Setting a new benchmark for mobile photography, Chinese telecommunications giant Huawei recently launched P30 Pro smartphone that builds on the success of the Huawei’s P Series DNA in design and performance and is currently proclaimed as the company’s most advanced smartphone. The Huawei P30 Pro comes with SuperSpectrum Sensor, an optical SuperZoom Lens, a Time of Flight (ToF) camera with improved optical and AI image stabilisation technology. While the Huawei P30 Pro certainly feels like a photography machine, but is it enough to beat the Google Pixel 3XL and the Samsung Galaxy S10. Lets’ take a closer look at the Huawei P30 Review.
Design and display
The Huawei P30 Pro is a neatly designed device and the moment you take a first look, it will surely catch the eye. I believe, the P30 Pro is best premium smartphone Huawei has made till date. Both the front and back is covered in glass that slopes slightly at the edges before meeting in a durable rigid metal frame.
While the use of glass has its benefits – looks elegant, allows for wireless charging, however, makes the smartphone slippery. The curved sides help you to easily hold the device in hand, but there is always a fear of it slipping out from hands. For this, Huawei has included a plastic case within the box.

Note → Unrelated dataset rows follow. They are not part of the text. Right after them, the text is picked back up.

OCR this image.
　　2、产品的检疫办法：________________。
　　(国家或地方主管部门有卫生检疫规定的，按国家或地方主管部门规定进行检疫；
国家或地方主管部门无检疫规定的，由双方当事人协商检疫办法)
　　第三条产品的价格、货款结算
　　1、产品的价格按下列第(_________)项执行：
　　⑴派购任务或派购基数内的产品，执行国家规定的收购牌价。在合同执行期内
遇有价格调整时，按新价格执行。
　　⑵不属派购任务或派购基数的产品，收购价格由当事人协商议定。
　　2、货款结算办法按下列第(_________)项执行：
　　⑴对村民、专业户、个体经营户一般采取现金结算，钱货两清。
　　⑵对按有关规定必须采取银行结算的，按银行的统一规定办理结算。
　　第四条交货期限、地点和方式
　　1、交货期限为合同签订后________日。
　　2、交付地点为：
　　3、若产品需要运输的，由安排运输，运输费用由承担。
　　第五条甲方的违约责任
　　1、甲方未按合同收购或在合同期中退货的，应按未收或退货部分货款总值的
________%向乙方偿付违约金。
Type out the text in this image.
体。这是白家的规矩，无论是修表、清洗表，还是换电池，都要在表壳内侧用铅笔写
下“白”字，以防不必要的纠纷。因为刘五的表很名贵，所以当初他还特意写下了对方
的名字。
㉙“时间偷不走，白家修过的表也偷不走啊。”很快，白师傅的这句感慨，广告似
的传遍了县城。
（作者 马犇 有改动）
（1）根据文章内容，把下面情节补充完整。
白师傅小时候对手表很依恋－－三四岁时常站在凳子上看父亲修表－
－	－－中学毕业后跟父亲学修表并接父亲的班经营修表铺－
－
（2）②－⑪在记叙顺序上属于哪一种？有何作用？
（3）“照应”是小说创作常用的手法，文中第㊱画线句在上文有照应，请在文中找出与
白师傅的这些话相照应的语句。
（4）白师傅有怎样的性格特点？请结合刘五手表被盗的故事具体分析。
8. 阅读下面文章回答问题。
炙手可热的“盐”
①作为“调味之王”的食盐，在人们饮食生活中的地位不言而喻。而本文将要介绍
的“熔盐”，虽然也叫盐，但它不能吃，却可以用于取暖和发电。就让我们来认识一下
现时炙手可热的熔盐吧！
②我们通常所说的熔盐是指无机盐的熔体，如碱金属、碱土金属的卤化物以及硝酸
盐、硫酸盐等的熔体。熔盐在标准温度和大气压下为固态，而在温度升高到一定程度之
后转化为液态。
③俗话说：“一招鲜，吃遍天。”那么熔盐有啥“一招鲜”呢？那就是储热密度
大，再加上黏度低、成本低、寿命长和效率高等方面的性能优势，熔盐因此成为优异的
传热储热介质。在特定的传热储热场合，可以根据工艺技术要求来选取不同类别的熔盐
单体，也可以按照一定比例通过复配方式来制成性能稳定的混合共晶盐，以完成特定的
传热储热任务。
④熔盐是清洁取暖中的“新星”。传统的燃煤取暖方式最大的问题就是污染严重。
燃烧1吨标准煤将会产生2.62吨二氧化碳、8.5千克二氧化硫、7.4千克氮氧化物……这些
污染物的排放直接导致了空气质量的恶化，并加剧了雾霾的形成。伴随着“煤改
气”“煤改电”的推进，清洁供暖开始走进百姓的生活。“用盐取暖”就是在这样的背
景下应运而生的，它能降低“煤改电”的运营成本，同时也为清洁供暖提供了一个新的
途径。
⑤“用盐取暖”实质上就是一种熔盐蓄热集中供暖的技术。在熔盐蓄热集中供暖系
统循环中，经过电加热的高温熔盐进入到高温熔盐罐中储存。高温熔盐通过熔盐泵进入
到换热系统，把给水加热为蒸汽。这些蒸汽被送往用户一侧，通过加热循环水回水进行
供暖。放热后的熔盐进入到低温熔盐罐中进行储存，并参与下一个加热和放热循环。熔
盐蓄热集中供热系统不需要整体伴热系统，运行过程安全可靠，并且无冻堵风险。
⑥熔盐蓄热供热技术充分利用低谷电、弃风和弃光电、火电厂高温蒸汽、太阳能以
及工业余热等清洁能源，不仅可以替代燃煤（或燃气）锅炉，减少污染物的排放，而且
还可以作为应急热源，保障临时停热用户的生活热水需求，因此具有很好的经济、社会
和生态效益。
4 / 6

According to Huawei, the P30 Pro is designed with a nine-layer nano optical colour finish, inspired by the unique colour palette and pristine look of salt flats. The Huawei P30 Pro comes in breathing crystal, amber sunrise, aurora, pearl white and black colours. The 6.47-inch flows from edge-to-edge with the selfie camera housed in a tiny notch that the company calls ‘Dewdrop’ display. The near bezel-less front glass panel also houses in-display fingerprint sensor. The smartphone also comes with ‘Acoustic Display Technology’ allowing it to deliver audio through a sound emitting display.
Performance
At the core, the Huawei P30 Pro is powered by the Kirin 980 processor, the same processor also seen in last year’s Mate 20 Pro. The processor is clubbed with 8GB of RAM and offers 128GB of storage. Combining all together, the Huawei P30 Pro is incredibly fast with apps opening in an instant. The multi-tasking is a breeze on this phone. Be it high-end gaming, working with editing apps, etc. the Huawei P30 Pro delivers some of the best performances I have encountered on an Android smartphone.
While Huawei smartphones are making constant improvement in terms of hardware, the phone continues to lack in terms of software. The EMUI skin is still heavy and not that great. The EMUI looks like a copycatted version of iOS and is messy, with poorly implemented gesture controls. However, one thing that has improved is the use of AI and machine-learning in its EMUI software. The P30 Pro learns which apps you use most frequently and tries to open them faster the next time – and it does works.
The P30 Pro’s display is bright, sharp and supports HDR content also in apps such as Netflix. And while the display is great for most of the multimedia usage, it does not match the same intensity provided by Samsung’s AMOLED display.
The P30 Pro’s fingerprint scanner has improved over the Mate 20 Pro -- it’s faster, more accurate and fails rarely. The in-display fingerprint technology is in early stages and will take some time to be mainstream. The P30 Pro is also IP68 certified meaning it can handle accidental splashes of water.
Camera
Now let’s address the elephant in the room – the Huawei P30 Pro’s camera. The smartphone comes with Leica quad-camera system consisting of a 40MP main camera with SuperSpectrum sensor, a 20MP ultra-wide angle camera, an 8MP telephoto camera, along with a 32MP front camera. Combining all together, the Huawei P30 Pro offers never seen before zoom capabilities, at times rivals Pixel’s dynamic range and puts the low-light photos of iPhone Xs to shame.
Incorporating a new periscope style design, the SuperZoom Lens supports high fidelity magnification of 5x optical zoom, 10 times hybrid zoom and 50 times digital zoom. A prism element in the telephoto camera bends light at a 90-degree angle to maximise focal length while minimising camera height, without disrupting device design.
The smartphone combines data from the both the telephoto camera and the primary 40MP sensor, and produces what the company calls ‘hybrid.’ In bright day light, you will be able to capture near lossless shots even if you had zoomed in to 32x. Huawei has also gone for RYYB (red, yellow, yellow, blue) setup. According to Huawei, the RYYB set-up absorbs both red and green light and helps the sensor collect 40 per cent more light.
Another big improvement comes in the form of night photography. While Google was titled as the best smartphone for low-light photography when the company introduced Night Feature, but Huawei has gone a step higher with the P30 Pro. Huawei P30 Pro can click a night shot within a second as compared to three or four seconds that Google takes. The P30 Pro’s camera produces far better images in a second than Google Pixel 3.
Conclusion
The Huawei P30 Pro redefines the rules of photography with its periscope style lens setup. The smartphone has also performance and versatility to be best contender among 2019 flagships.